MANASQUAN, N.J. — Since Superstorm Sandy smashed the Jersey shore, owners of flood-damaged homes up and down the coast feared something else might happen to their properties, sitting vacant and largely unwatched.
Those fears came true for a dozen homeowners Wednesday in this popular Jersey shore beach town, which is still reeling from damage Sandy inflicted in October. An early morning fire damaged 12 houses on or near the beachfront, destroying two.
The one small bit of good news was that because most of the homes had been damaged by the storm, they were not occupied when the fire broke out and no one was injured. Still the fire touched an exposed nerve.
"We were all worried about looting, but the town and the National Guard did a great job of protecting the area.
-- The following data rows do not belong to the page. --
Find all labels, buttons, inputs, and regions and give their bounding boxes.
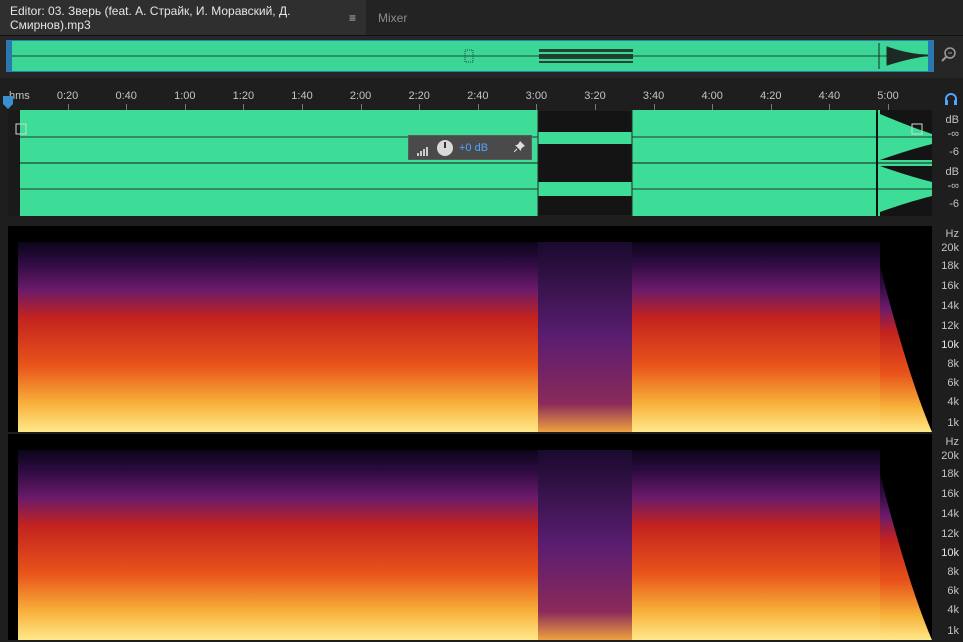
hz-scale-top: Hz 20k 18k 16k 14k 12k 10k 8k 6k 4k 1k xyxy=(932,226,963,432)
gain-knob[interactable] xyxy=(437,139,453,156)
hz-label: 18k xyxy=(941,468,959,480)
db-scale: dB -∞ -6 dB -∞ -6 xyxy=(932,110,963,216)
playhead-marker[interactable] xyxy=(3,96,13,110)
db-inf-bottom: -∞ xyxy=(947,180,959,192)
hz-label: 6k xyxy=(947,585,959,597)
overview-waveform-graphic xyxy=(7,41,934,71)
spectrogram-top[interactable] xyxy=(8,226,932,432)
pin-icon[interactable] xyxy=(513,140,525,155)
ruler-label: 2:20 xyxy=(408,90,430,102)
overview-strip[interactable] xyxy=(0,36,963,78)
overview-waveform[interactable] xyxy=(6,40,934,72)
tab-bar: Editor: 03. Зверь (feat. А. Страйк, И. М… xyxy=(0,0,963,36)
hz-label: 1k xyxy=(947,417,959,429)
ruler-label: 3:00 xyxy=(525,90,548,102)
tab-mixer-label: Mixer xyxy=(378,10,408,25)
hz-label: 4k xyxy=(947,396,959,408)
tab-editor[interactable]: Editor: 03. Зверь (feat. А. Страйк, И. М… xyxy=(0,0,366,35)
db-label-top: dB xyxy=(945,114,959,126)
level-bars-icon xyxy=(417,143,429,156)
hz-label: 10k xyxy=(941,547,959,559)
hz-label: 14k xyxy=(941,300,959,312)
hz-label: 20k xyxy=(941,450,959,462)
hz-label: Hz xyxy=(945,228,959,240)
waveform-graphic xyxy=(8,110,932,216)
hz-label: 16k xyxy=(941,280,959,292)
gain-value[interactable]: +0 dB xyxy=(459,142,488,154)
ruler-label: 4:40 xyxy=(818,90,841,102)
spectrogram-bottom-graphic xyxy=(8,434,932,640)
ruler-label: 3:20 xyxy=(584,90,606,102)
spectrogram-top-graphic xyxy=(8,226,932,432)
time-ruler[interactable]: hms 0:20 0:40 1:00 1:20 1:40 2:00 2:20 2:40 3:00… xyxy=(0,88,963,110)
ruler-label: 3:40 xyxy=(642,90,665,102)
ruler-label: 4:20 xyxy=(760,90,782,102)
db-inf-top: -∞ xyxy=(947,128,959,140)
ruler-label: 0:20 xyxy=(56,90,79,102)
ruler-label: 1:00 xyxy=(174,90,196,102)
hz-label: 6k xyxy=(947,377,959,389)
headphones-icon[interactable] xyxy=(944,92,958,106)
spectrogram-bottom[interactable] xyxy=(8,434,932,640)
hz-label: 14k xyxy=(941,508,959,520)
ruler-label: 0:40 xyxy=(115,90,137,102)
db-minus6-bottom: -6 xyxy=(949,198,959,210)
hz-label: 20k xyxy=(941,242,959,254)
ruler-label: 2:40 xyxy=(467,90,489,102)
overview-left-handle[interactable] xyxy=(6,40,12,72)
db-label-bottom: dB xyxy=(945,166,959,178)
waveform-display[interactable] xyxy=(8,110,932,216)
zoom-icon[interactable] xyxy=(941,46,957,62)
tab-editor-label: Editor: 03. Зверь (feat. А. Страйк, И. М… xyxy=(10,3,291,32)
ruler-label: 1:20 xyxy=(232,90,255,102)
hz-label: 8k xyxy=(947,358,959,370)
panel-divider[interactable] xyxy=(0,216,963,440)
hz-label: 4k xyxy=(947,604,959,616)
overview-right-handle[interactable] xyxy=(928,40,934,72)
panel-menu-icon[interactable]: ≡ xyxy=(349,11,356,25)
tab-mixer[interactable]: Mixer xyxy=(368,0,438,35)
hz-label: 8k xyxy=(947,566,959,578)
hz-label: 1k xyxy=(947,625,959,637)
ruler-label: 5:00 xyxy=(877,90,899,102)
gain-hud[interactable]: +0 dB xyxy=(408,135,532,160)
hz-label: 18k xyxy=(941,260,959,272)
db-minus6-top: -6 xyxy=(949,146,959,158)
hz-label: 12k xyxy=(941,320,959,332)
ruler-label: 4:00 xyxy=(701,90,723,102)
hz-label: 16k xyxy=(941,488,959,500)
hz-label: 12k xyxy=(941,528,959,540)
ruler-label: 1:40 xyxy=(291,90,313,102)
hz-label: Hz xyxy=(945,436,959,448)
ruler-label: 2:00 xyxy=(349,90,372,102)
hz-label: 10k xyxy=(941,339,959,351)
hz-scale-bottom: Hz 20k 18k 16k 14k 12k 10k 8k 6k 4k 1k xyxy=(932,434,963,640)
But now this," said Allyson Aiello, who lives a few doors down from where the fire began and whose home was not damaged by it.
Fire Chief Mike Galos said the blaze broke out at 5:41 a.m. in a house on First Avenue that had come through the storm relatively unscathed. It spread to an adjacent home, destroying both. Ten other houses nearby and on the Manasquan beachfront suffered various degrees of damage.
Galos said he knew of no obvious cause for the fire, but said electric and natural gas services recently were restored.
White House to seek about $50 billion in aid: President Barack Obama plans to ask Congress this week for about $50 billion in emergency spending to help rebuild the states ravaged by Superstorm Sandy.
The final sum is still in flux, but should fall between $45 billion and $55 billion, according to administration and congressional officials.
That falls significantly short of the $82 billion sought by New York, New Jersey and Connecticut to clean up storm damage, as well as to infrastructure to prepare for future storms.